At my middle school, we had an environmentalist club called the Green Keepers which I was a member of for three years. In the club, we focused on campus recycling and field trips to do things along the lines of clean areas or plant trees. The teacher who led this effort retired two years ago, right after I left, but I managed to get in touch with him again for this reason. Upon emailing him, he gave me some of the following advice, among other things; start small and widen our ambitions when the club gains more experience.
Before I can even get the club started, I’ll need a handful of other students and a teacher who wants to help. Then, once we sign up, we’ll make flyers and advertise it on my school’s club days. Our first order of business as a club will be to provide every teacher with adequate recycling opportunities. That goal is easy; every teacher who doesn’t have a bin will get a bin. Next, we will make a PSA during the morning bulletin about the importance of recycling. Included in the announcement will be a call for teachers to make sure this goal is carried out. Campus litter clean-ups during lunch every once in a while is another good small goal. That can be our focus once the recycling goal is accomplished. Along with recycling, we will suggest that the school students and staff reduce their use of plastic at school. Encouraging the cafeteria staff to use alternatives to plastic, such as cardboard, would be significant. Many teachers waste paper so we can influence them to be more mindful of that as well.

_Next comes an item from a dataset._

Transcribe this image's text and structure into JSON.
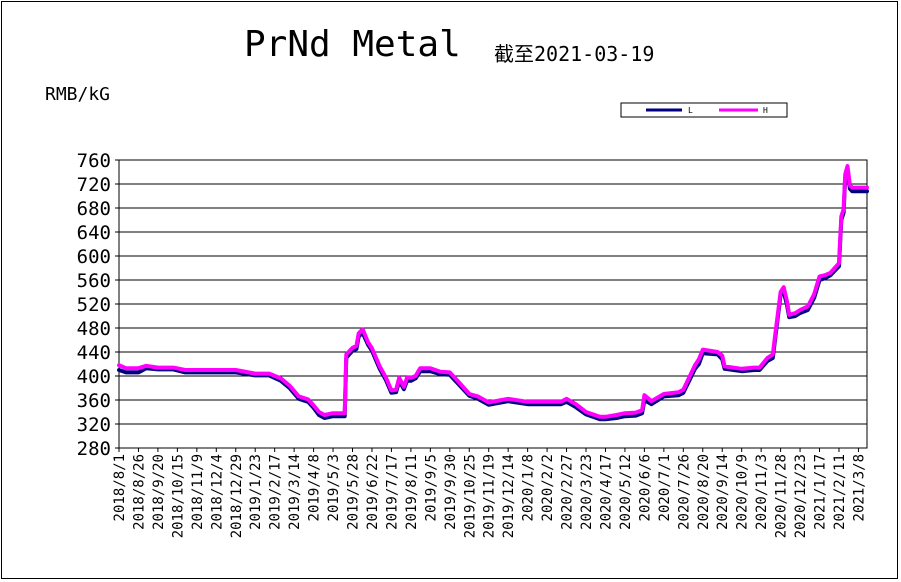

Since clubs usually meet once every two weeks at my school, this will certainly take some time. In the following years, we can try for bigger goals, like planting trees and flowers on campus or volunteering with local organizations. My old teacher recommended working with organizations like Save the Bay or Friends of the Los Gatos Creek. It would be nice to have a garden planted by my senior year.
Team leadership is not my strongest skill, so while I desire to spearhead this idea, the club will be a team effort. Each person in the club can have a major role where we can all support each other and brainstorm ideas. I have started a club before, though it was very laid-back and not nearly as impactful as this will be. So really, this will be an important learning experience for me, and hopefully for everyone included as well.